Earlier this month, Taiwan used its new U.S.-made HIMARS rocket system in a live-fire drill into the Taiwan Strait. The system, widely used by Ukraine, is part of Taiwan’s effort to improve mobile, long-range strike capabilities and strengthen its ability to disrupt an invading force before it reaches the island’s interior.

The shift toward more realistic training also reflects a lesson from recent conflicts: forces must be able to move quickly, operate under pressure and keep fighting even when command centers, communications networks or supply lines are targeted.

Han Kuang exercises remain the main test

Taiwan’s main annual Han Kuang military exercises are expected later this summer. The five-day readiness drill is part of the broader training cycle leading toward those larger war games.

The Han Kuang exercises are Taiwan’s most important annual military drills and are designed to test the island’s ability to resist a major Chinese attack. In recent years, they have increasingly included unscripted elements, civil defense coordination, reserve mobilization and scenarios involving Chinese gray-zone activity turning into a full invasion.

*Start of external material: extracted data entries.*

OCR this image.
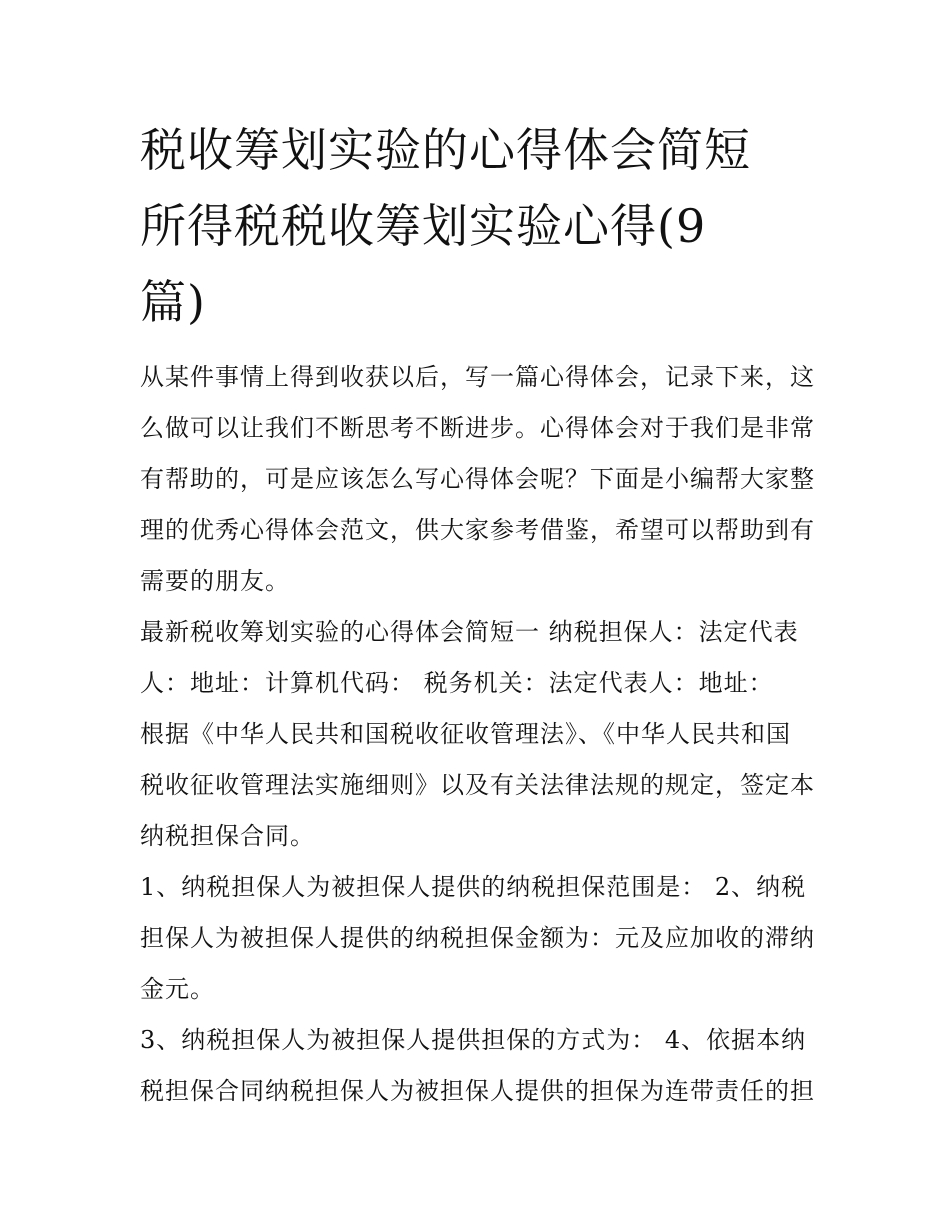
税收筹划实验的心得体会简短
所得税税收筹划实验心得(9
篇)

从某件事情上得到收获以后，写一篇心得体会，记录下来，这
么做可以让我们不断思考不断进步。心得体会对于我们是非常
有帮助的，可是应该怎么写心得体会呢？下面是小编帮大家整
理的优秀心得体会范文，供大家参考借鉴，希望可以帮助到有
需要的朋友。

最新税收筹划实验的心得体会简短一 纳税担保人：法定代表
人：地址：计算机代码： 税务机关：法定代表人：地址：
根据《中华人民共和国税收征收管理法》、《中华人民共和国
税收征收管理法实施细则》以及有关法律法规的规定，签定本
纳税担保合同。

1、纳税担保人为被担保人提供的纳税担保范围是： 2、纳税
担保人为被担保人提供的纳税担保金额为：元及应加收的滞纳
金元。

3、纳税担保人为被担保人提供担保的方式为： 4、依据本纳
税担保合同纳税担保人为被担保人提供的担保为连带责任的担
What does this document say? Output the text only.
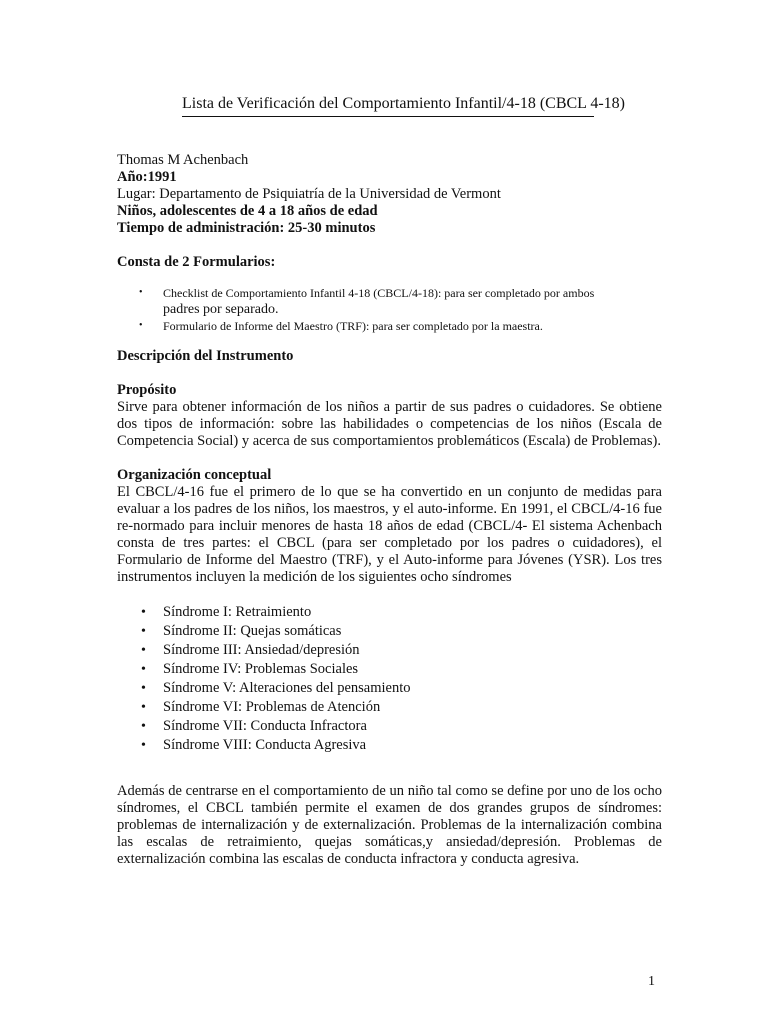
Lista de Verificación del Comportamiento Infantil/4-18 (CBCL 4-18)

Thomas M Achenbach

Año:1991

Lugar: Departamento de Psiquiatría de la Universidad de Vermont

Niños, adolescentes de 4 a 18 años de edad

Tiempo de administración: 25-30 minutos

Consta de 2 Formularios:

• Checklist de Comportamiento Infantil 4-18 (CBCL/4-18): para ser completado por ambos
padres por separado.
• Formulario de Informe del Maestro (TRF): para ser completado por la maestra.

Descripción del Instrumento

Propósito

Sirve para obtener información de los niños a partir de sus padres o cuidadores. Se obtiene dos tipos de información: sobre las habilidades o competencias de los niños (Escala de Competencia Social) y acerca de sus comportamientos problemáticos (Escala) de Problemas).

Organización conceptual

El CBCL/4-16 fue el primero de lo que se ha convertido en un conjunto de medidas para evaluar a los padres de los niños, los maestros, y el auto-informe. En 1991, el CBCL/4-16 fue re-normado para incluir menores de hasta 18 años de edad (CBCL/4- El sistema Achenbach consta de tres partes: el CBCL (para ser completado por los padres o cuidadores), el Formulario de Informe del Maestro (TRF), y el Auto-informe para Jóvenes (YSR). Los tres instrumentos incluyen la medición de los siguientes ocho síndromes

• Síndrome I: Retraimiento
• Síndrome II: Quejas somáticas
• Síndrome III: Ansiedad/depresión
• Síndrome IV: Problemas Sociales
• Síndrome V: Alteraciones del pensamiento
• Síndrome VI: Problemas de Atención
• Síndrome VII: Conducta Infractora
• Síndrome VIII: Conducta Agresiva

Además de centrarse en el comportamiento de un niño tal como se define por uno de los ocho síndromes, el CBCL también permite el examen de dos grandes grupos de síndromes: problemas de internalización y de externalización. Problemas de la internalización combina las escalas de retraimiento, quejas somáticas,y ansiedad/depresión. Problemas de externalización combina las escalas de conducta infractora y conducta agresiva.

1
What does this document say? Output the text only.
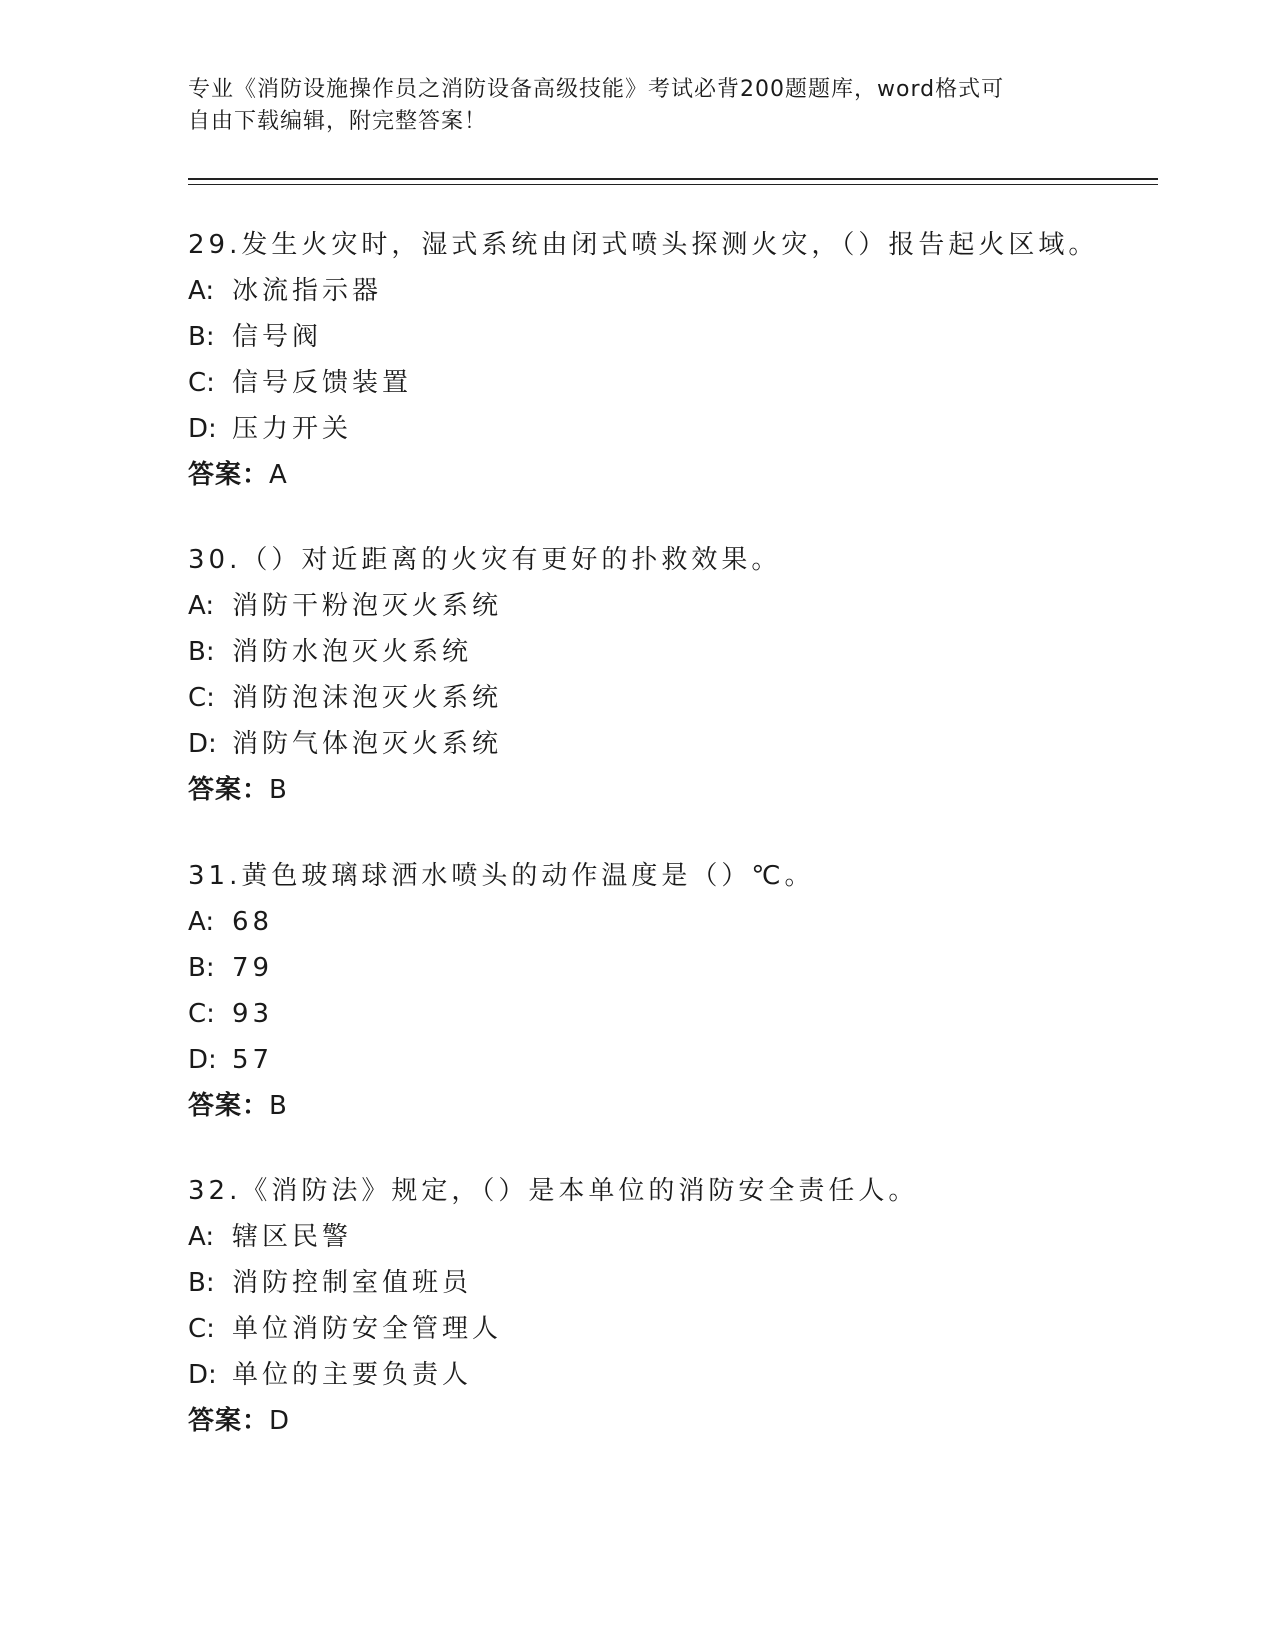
专业《消防设施操作员之消防设备高级技能》考试必背200题题库，word格式可
自由下载编辑，附完整答案！
29.发生火灾时，湿式系统由闭式喷头探测火灾，（）报告起火区域。
A: 冰流指示器
B: 信号阀
C: 信号反馈装置
D: 压力开关
答案：A
30.（）对近距离的火灾有更好的扑救效果。
A: 消防干粉泡灭火系统
B: 消防水泡灭火系统
C: 消防泡沫泡灭火系统
D: 消防气体泡灭火系统
答案：B
31.黄色玻璃球洒水喷头的动作温度是（）℃。
A: 68
B: 79
C: 93
D: 57
答案：B
32.《消防法》规定，（）是本单位的消防安全责任人。
A: 辖区民警
B: 消防控制室值班员
C: 单位消防安全管理人
D: 单位的主要负责人
答案：D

This year’s reforms are intended to better prepare Taiwan for modern battlefield conditions. The military is also working to improve coordination with civilian agencies, local authorities and infrastructure operators, since any conflict in the Taiwan Strait would affect the entire society, not only the armed forces.

Regional stakes continue to rise

The Taiwan Strait remains one of the world’s most dangerous flashpoints. Any conflict there would have consequences far beyond Taiwan and China. It could disrupt global shipping, damage semiconductor supply chains, pull in the United States and regional allies, and reshape the security balance in the Asia-Pacific.

For Taiwan, the goal of the new drill is deterrence. By showing that its forces can move quickly from normal readiness to wartime posture, Taipei hopes to make any Chinese attack more difficult, costly and uncertain.

For China, the continued use of aircraft and naval activity around the island sends a different message: Beijing wants to demonstrate that it can apply constant pressure and that Taiwan’s security environment can be shaped by Chinese military power.

The coming five-day exercise will therefore be watched closely, not only as a routine military drill but as part of a wider contest over readiness, deterrence and control in the Taiwan Strait.